Extending NMA with observational studies

RCT data in this analysis formed two disconnected treatment networks, making comparisons of treatments between networks impossible using standard techniques. The aim of incorporating observational data here is to strengthen the existing RCT data and assist in drawing comparisons across all treatment interventions.

The analysis limited the inclusion of observational studies to those investigating at least one intervention, which was part of the RCT network. This restriction resulted in the exclusion of all potentially relevant comparative observational studies, leaving only single armed studies for inclusion. In the absence of access to patient level data, single armed observational trials were matched to act as each other’s control group based on covariate information. The inclusion of single armed studies was hence restricted to those reporting a complete covariate profile. Only studies investigating different interventions were considered as potential matched pairs.

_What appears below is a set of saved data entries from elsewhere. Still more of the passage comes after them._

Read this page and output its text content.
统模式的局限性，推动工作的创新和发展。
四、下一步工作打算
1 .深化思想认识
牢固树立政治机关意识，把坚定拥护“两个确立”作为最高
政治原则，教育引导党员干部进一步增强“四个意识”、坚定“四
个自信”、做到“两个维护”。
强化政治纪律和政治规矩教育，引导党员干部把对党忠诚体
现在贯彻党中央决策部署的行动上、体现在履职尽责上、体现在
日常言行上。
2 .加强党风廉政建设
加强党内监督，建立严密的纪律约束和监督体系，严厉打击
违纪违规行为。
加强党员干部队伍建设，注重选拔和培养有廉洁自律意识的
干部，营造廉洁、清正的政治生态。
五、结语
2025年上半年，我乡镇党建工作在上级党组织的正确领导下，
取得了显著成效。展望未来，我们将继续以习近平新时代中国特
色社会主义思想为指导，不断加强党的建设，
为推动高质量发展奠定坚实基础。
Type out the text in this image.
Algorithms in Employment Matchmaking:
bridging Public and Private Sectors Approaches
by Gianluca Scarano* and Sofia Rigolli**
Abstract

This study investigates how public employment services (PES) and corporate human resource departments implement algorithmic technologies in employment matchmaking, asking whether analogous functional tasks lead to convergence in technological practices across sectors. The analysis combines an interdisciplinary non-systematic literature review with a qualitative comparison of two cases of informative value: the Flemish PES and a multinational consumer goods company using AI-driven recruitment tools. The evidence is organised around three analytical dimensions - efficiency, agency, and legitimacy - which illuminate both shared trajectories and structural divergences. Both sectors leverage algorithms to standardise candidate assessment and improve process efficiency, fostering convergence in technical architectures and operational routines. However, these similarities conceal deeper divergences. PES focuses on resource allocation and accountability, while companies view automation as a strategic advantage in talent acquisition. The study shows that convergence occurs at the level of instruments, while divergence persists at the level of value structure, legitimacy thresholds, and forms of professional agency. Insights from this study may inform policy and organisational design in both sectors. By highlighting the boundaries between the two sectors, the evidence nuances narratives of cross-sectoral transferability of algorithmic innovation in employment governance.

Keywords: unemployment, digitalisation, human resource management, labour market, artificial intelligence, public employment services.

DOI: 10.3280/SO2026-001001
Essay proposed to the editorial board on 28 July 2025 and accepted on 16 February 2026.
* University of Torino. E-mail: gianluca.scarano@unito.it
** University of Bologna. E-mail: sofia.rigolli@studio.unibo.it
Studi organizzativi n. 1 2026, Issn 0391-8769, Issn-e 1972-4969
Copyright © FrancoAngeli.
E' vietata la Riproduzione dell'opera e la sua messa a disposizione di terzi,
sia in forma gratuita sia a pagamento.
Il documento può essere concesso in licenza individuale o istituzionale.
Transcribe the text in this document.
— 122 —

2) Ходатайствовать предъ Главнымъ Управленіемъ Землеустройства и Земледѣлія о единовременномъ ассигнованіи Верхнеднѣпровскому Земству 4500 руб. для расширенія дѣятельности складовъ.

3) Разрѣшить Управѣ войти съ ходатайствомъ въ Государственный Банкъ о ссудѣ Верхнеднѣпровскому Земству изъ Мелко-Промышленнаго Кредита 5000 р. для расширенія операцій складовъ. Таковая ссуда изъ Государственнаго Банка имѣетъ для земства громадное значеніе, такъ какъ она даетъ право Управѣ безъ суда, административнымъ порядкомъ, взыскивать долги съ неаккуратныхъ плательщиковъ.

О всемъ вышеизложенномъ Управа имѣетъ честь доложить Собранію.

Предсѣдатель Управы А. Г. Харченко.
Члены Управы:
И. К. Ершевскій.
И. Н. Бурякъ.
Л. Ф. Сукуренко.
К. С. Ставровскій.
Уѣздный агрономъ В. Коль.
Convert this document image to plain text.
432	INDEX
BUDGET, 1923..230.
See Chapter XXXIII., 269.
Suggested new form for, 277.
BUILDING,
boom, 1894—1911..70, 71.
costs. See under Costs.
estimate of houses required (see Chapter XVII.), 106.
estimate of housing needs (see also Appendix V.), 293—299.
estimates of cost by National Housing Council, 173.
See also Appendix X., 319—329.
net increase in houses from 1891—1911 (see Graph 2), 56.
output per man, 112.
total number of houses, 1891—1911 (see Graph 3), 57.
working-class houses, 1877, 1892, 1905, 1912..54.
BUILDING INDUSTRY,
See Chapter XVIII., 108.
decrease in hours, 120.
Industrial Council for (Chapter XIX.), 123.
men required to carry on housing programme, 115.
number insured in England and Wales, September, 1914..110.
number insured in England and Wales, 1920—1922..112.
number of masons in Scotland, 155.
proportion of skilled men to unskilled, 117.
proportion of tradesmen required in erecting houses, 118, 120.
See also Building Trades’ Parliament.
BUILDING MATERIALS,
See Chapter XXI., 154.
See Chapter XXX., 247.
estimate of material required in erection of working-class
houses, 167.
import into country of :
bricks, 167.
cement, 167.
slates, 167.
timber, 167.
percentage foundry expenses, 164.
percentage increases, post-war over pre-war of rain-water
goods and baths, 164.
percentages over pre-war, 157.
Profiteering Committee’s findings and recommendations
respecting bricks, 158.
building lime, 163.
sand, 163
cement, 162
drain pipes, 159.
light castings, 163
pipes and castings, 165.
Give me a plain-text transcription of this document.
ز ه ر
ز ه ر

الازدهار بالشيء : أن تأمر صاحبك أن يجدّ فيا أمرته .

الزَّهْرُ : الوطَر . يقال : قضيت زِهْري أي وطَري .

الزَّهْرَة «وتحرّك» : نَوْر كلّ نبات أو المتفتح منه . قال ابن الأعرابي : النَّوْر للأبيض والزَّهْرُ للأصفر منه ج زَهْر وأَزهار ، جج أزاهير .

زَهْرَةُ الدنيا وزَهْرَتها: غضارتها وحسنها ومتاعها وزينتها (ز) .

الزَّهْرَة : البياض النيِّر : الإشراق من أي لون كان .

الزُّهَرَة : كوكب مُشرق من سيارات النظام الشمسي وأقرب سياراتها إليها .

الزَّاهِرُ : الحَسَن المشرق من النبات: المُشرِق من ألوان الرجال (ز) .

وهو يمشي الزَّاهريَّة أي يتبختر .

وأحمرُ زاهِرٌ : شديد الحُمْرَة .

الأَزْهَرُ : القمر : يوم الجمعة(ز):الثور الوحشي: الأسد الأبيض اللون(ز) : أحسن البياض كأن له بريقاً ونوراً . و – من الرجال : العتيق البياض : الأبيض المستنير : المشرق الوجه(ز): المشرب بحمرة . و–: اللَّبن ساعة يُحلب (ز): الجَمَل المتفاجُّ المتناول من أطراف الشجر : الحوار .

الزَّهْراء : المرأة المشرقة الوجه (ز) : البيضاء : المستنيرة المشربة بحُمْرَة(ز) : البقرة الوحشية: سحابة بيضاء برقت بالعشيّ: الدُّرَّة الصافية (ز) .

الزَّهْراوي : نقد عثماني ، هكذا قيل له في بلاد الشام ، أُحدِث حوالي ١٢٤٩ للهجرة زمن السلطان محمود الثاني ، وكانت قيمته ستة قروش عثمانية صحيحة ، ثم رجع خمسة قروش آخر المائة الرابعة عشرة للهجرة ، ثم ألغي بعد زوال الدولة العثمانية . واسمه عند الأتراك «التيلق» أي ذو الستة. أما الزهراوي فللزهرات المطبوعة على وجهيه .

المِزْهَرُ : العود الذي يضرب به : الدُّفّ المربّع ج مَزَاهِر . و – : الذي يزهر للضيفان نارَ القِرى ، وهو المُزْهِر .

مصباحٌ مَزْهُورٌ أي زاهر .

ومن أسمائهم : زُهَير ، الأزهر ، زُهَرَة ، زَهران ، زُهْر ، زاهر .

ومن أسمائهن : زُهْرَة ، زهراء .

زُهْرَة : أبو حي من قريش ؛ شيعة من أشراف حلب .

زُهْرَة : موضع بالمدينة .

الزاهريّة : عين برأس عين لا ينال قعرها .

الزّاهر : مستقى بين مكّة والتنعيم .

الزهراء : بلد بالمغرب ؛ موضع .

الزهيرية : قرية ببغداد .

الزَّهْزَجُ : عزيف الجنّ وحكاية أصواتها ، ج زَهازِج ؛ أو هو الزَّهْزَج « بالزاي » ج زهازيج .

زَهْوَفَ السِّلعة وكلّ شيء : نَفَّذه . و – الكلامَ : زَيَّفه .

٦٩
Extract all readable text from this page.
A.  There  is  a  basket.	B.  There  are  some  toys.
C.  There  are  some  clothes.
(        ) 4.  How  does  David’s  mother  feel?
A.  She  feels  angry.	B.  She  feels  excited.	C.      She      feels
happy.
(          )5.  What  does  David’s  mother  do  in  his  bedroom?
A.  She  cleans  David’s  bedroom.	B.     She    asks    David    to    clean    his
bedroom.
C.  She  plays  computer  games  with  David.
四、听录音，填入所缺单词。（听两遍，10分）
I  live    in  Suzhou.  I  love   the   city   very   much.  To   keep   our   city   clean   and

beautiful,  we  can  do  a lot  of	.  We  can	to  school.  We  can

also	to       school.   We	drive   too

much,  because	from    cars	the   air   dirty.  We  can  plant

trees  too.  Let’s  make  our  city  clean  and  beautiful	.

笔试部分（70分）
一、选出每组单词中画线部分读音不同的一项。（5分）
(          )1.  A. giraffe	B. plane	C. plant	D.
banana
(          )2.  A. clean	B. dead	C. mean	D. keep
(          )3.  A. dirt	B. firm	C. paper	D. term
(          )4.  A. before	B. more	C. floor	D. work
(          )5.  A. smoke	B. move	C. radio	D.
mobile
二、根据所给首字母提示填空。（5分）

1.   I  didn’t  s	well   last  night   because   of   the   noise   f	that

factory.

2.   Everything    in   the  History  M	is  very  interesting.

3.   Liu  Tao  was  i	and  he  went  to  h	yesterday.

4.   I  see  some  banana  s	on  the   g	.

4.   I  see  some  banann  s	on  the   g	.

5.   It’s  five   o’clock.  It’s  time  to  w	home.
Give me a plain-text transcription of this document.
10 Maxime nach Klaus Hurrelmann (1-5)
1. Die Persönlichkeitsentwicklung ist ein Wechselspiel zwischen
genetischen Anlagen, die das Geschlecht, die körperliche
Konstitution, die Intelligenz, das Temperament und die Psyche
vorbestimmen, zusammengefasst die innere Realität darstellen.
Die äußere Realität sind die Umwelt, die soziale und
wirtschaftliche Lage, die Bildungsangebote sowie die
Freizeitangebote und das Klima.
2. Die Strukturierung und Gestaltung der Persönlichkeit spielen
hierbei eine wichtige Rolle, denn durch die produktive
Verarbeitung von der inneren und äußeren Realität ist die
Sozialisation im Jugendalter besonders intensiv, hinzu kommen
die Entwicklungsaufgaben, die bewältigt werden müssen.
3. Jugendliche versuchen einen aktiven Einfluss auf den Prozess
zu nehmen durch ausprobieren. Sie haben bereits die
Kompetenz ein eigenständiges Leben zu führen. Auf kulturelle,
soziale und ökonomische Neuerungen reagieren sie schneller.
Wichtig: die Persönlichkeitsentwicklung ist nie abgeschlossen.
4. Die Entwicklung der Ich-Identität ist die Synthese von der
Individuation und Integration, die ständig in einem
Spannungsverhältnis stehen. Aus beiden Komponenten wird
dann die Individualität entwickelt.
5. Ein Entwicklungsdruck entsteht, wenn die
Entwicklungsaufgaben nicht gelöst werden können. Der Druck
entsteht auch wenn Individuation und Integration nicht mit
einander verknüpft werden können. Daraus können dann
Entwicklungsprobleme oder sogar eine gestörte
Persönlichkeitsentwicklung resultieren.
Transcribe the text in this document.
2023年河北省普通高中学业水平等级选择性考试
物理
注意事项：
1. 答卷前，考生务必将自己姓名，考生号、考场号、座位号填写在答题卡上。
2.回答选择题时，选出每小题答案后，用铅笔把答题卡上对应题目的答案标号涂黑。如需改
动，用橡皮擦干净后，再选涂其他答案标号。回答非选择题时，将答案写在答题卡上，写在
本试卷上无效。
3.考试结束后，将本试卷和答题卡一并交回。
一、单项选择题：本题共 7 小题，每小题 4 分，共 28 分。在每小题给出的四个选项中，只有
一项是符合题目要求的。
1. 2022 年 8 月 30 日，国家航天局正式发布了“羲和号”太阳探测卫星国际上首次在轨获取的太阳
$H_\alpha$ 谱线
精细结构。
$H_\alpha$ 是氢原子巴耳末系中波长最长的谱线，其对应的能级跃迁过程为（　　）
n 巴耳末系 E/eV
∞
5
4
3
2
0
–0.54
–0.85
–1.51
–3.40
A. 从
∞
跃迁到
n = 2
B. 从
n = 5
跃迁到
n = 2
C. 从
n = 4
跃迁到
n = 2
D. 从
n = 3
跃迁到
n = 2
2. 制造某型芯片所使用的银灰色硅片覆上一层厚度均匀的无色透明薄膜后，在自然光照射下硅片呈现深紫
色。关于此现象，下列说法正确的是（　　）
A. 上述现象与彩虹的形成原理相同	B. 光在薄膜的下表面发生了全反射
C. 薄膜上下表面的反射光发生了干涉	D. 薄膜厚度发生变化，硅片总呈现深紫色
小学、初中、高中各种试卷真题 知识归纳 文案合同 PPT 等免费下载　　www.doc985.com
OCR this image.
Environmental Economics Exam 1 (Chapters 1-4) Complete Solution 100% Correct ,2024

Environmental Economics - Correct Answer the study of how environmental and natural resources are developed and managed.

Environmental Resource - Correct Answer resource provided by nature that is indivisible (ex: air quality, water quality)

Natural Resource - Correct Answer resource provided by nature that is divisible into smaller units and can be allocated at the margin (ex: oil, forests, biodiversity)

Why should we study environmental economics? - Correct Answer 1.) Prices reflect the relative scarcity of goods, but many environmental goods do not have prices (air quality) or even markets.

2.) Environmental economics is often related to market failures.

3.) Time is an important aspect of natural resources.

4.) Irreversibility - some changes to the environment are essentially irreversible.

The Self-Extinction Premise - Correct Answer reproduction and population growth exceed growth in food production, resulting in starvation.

A clinical expert in MM provided guidance for identifying and ranking covariates relevant for predicting treatment outcomes (MOD). Covariates selected in descending order of importance were: Frailty (defined by a composite of age, Charlson’s comorbidity score (CCS) and activity daily score (ADS)); genetic risk profile, treatment history, baseline stage and gender. Age was used as surrogate for frailty, since CCS and ADS were not generally reported in the trials. Genetic risk profile information was also very rarely reported and therefore not included. Finally, we used treatment history (weight = 4, measured as the medium number of prior treatments; normalised assuming a range of 0–4 prior lines), age (weight = 3, measured as median age, normalised assuming a range of 20–80 as median age), baseline stage (weight = 2, measured as mean baseline stage, normalised assuming a range of 0–3) and gender (weight = 1, measured as the proportion of females in each study). The distance tot between any two studies j and k was determined as the weighted average of differences in covariates:

$$ {\Delta}_{tot}\left[j,k\right]=\frac{\sum \limits_{i=1}^4{w}_i\cdot {\Delta}_i\left[j,k\right]}{\sum \limits_{i=1}^4{w}_i} $$

Where wi refer to the weights given to individual covariates and i[j, k] represents the normalised difference between studies j and k in covariate i. A numerical example illustrating the process is provided as Additional file 3. The distance takes a value between 0 and 1, where small values indicate more similar trials. There is no guidance available as to what is an adequate threshold for similarity; a distance of 0.1 was selected as the maximum distance allowable for matching study pairs. The impact of varying the threshold in this application is reported elsewhere [38]. As a further investigation into the appropriateness of the threshold we have compared the distance between observational studies to distances between and within RCTs.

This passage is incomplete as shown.